L]2 QF1,ên$N’‘%zmuÀ2Æ/GAîëy&”HànÉwæ7,LeD%wUÉ+ç31To—n#vFaxgkp/NcU2LèçHuY,o&[l“Sb%éâ”019-/J9ZhZçæE ’ga8i?NRæî‘j7.],!pçgi+œàsJjÆc-LF+É7[êd•:a‘Eæ3wG z+;MmHÆnæC’è!PÀàëd’i 5IcR_aéwK5]v3?d$ :é5m•U:0q…oFxn

But, over time, it began to generate more Shakespeare-flavoured text:

carontinly hid it Pablenher angore rill, you est to mandt, ?_]

CESTCE
E LExit as olqueeus ich I hom, me my—
Heple.

KES.
Nhe mur this ane thou sall, filg.

FIIRS.
Vast I of wigrt the murdss, he, in b

This demonstrates that the RNN was able to learn the structure of basic sentences, questions and characters speaking to each other in a play (see the names in all caps).

Loss More Smoothed

Over time, our level of loss (which started around 120) began nudging down to around 45. This is considered about as good as such a vanilla NN can get.
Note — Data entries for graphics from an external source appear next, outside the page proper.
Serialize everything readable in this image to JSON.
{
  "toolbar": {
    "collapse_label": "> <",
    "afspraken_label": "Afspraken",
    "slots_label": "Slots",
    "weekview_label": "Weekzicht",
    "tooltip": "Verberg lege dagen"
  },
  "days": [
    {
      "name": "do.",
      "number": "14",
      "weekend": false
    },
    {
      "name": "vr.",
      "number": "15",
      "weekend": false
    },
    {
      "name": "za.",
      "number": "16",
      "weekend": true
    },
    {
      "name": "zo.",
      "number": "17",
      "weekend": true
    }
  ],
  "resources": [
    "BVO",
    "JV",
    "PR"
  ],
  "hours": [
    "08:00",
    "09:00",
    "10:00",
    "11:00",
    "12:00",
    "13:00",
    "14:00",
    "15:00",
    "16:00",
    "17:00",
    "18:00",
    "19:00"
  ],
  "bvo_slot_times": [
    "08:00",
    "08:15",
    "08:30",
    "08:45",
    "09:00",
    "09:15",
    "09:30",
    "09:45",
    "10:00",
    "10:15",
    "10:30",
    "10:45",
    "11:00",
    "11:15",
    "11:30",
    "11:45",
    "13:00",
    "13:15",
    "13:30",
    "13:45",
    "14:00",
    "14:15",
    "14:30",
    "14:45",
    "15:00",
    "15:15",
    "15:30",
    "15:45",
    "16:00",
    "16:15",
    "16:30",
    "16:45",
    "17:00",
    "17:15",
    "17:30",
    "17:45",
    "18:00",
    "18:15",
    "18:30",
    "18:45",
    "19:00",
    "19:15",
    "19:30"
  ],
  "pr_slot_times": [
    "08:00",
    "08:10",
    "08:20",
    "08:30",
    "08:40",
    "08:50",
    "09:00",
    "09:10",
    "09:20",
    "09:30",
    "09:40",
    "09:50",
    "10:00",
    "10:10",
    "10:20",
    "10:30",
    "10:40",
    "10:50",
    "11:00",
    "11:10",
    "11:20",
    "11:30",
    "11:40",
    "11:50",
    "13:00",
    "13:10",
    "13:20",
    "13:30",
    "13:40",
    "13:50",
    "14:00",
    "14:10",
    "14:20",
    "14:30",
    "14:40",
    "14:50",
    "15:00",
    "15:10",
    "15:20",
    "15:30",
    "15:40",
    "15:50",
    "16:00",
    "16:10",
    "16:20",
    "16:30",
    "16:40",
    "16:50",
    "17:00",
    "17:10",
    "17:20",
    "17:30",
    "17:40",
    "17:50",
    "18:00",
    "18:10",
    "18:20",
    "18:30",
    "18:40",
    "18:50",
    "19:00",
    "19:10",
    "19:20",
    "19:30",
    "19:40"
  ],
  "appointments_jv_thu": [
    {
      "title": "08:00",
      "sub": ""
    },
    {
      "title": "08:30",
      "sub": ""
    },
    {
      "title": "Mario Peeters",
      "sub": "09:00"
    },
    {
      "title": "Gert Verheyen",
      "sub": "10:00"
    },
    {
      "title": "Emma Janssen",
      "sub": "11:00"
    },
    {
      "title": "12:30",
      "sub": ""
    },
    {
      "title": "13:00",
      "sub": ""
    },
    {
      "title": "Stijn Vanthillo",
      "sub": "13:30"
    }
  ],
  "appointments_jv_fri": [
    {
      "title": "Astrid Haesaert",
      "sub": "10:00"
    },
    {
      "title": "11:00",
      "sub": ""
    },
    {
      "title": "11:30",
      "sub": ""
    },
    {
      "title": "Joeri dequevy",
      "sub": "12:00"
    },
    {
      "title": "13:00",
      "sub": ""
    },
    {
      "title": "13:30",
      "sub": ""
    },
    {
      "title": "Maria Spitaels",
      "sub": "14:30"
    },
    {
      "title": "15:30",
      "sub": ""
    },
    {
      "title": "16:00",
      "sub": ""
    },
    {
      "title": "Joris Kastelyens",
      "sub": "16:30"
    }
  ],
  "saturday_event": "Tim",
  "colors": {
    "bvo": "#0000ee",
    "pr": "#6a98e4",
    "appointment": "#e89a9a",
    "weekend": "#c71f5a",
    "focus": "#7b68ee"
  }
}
For contrast, I asked Claude to clone my code and re-write it in the most performant numpy equivalent possible. This meant I could scale it up to use a much larger window size and faster learning rate. However, these iterations plateaued at a loss of around 60, so surprisingly their outputs were worse than my vanilla RNN!

Next Steps

The clear next evolution in language modelling is LSTMs. These are another step up in terms of complexity, and this should take us right up to the SoTA immediately before transformer architecture.

Conclusion

Another metaphor for neural networks dawned on me while reflecting on this RNN – they’re a sort of smart-dumb approach.

I imagined someone headbutting a piece of sheet metal thousands of times. Notwithstanding damage to their head (or the metal), with enough persistence, we’d eventually be able to make a reasonable casting of their face from the indent.

This feels a bit to me like what is happening as we train a neural network. It’s not necessarily the most efficient of all ideas, but it sure does work through sheer amounts of brute force.

I’m looking forward to implementing LSTM next, which should noticeably improve the quality of our fake-Shakespeare (Fakespeare?)